Hostias et preces tibi, Domine, laudis offerimus, auxiliado en seguida, como si desfalleciera, por el bajo, la soprano y la mezzosoprano: Fac eas, Domine, de morte transire ad vitam. Franz buscó la mirada de la muchacha: ¿eran más poderosas estas simples voces, casi arcaicas, modestas, comunes, despojadas de la belleza tonal de los instrumentos de Brahms; era más fuerte esta letanía vieja y muerta? Esta vez, Schachter cerró los ojos para sonreír. Pero la muchacha no abandonó la tensión que la sostenía: recíbenos al transitar de la muerte a la vida.

Sí, él cree que ella lo ha visto en la pausa entre el Sanctus y el Agnus Dei. Eichmann se removió en el asiento. El comandante permaneció rígido y luego consultó su reloj. El Agnus aplacó las asperezas. Humilde-humillado; caritativo-pobre; misericordioso-débil: los oficiales trataron de sonreír. Franz miró los ojos brillantes y húmedos a su alrededor en la secuencia más contenida y pura del Requiem de Verdi. Agnus Dei qui tollis peccata mundi: dona eis réquiem.

– Perdón, Isabel. No sabes qué sentimentales podemos ser.

– Sí, te vi hoy bebiendo cerveza y cantando.

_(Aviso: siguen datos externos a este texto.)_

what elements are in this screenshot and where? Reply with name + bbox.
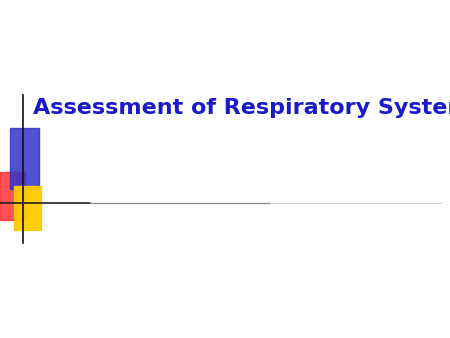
Bar [14,186,40,230]
Text: Assessment of Respiratory System: Assessment of Respiratory System [33,98,450,118]
Bar [10,128,39,189]
Bar [0,172,25,220]
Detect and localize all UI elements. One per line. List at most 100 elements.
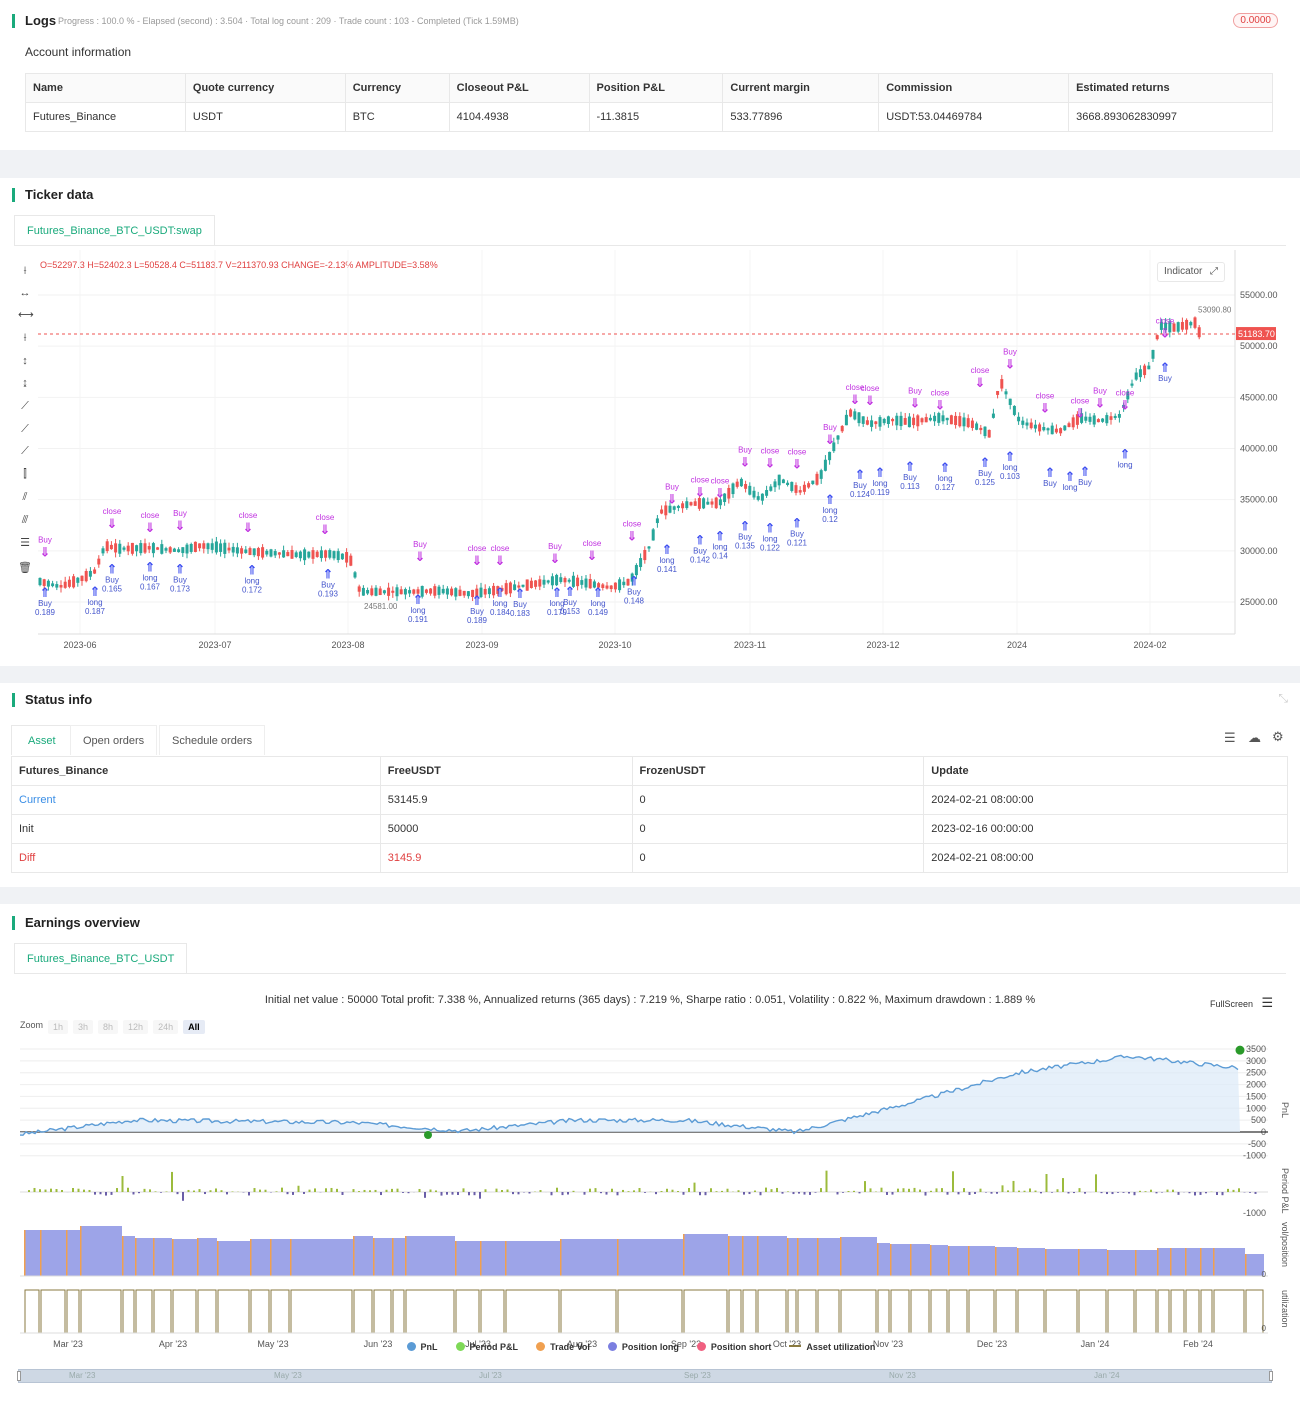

Schachter titubeó un instante al sentir esa emoción a sus espaldas, en la sala. La muchacha se detuvo un instante y el conductor la miró y Franz, desde el fondo de la sala improvisada, le pidió que recordara los conciertos nocturnos y el primer encuentro y el paseo por el Puente de Carlos y las tardes en el gabinete de Maher y el verano solitario con la ciudad que olía a castaños y los canjilones de Ultava atascados de flores y hierbas y los domingos cuando todas las muchachas de la pensión salían al campo y ellos eran dueños de esa casa y correteaban por las escaleras y se preparaban la comida y se decían todo lo que era necesario decir, te quiero, promete no pedirme nada, basta este día, quiero ser arquitecto, promete no olvidarme, cuando regreses de Alemania seré una gran solista y ya no te haré caso, no quiero dejarte, no importa, Hanna, yo regresaré, Hanna, Franz, no, espera, ahora no, todavía no, me gusta pensar que estamos solos en la casa y sabemos querernos así, juro esperarte, tú serás el primero; los huesos altos y luminosos del rostro, los ojos verdes, sumisos, parpadeantes, orgullosos, la cabellera oscura tocada por el sol final de las tardes de verano mientras ella comía junto a la ventana y miraba hacia las losas verticales, amontonadas, negras, del cementerio judío de Praga.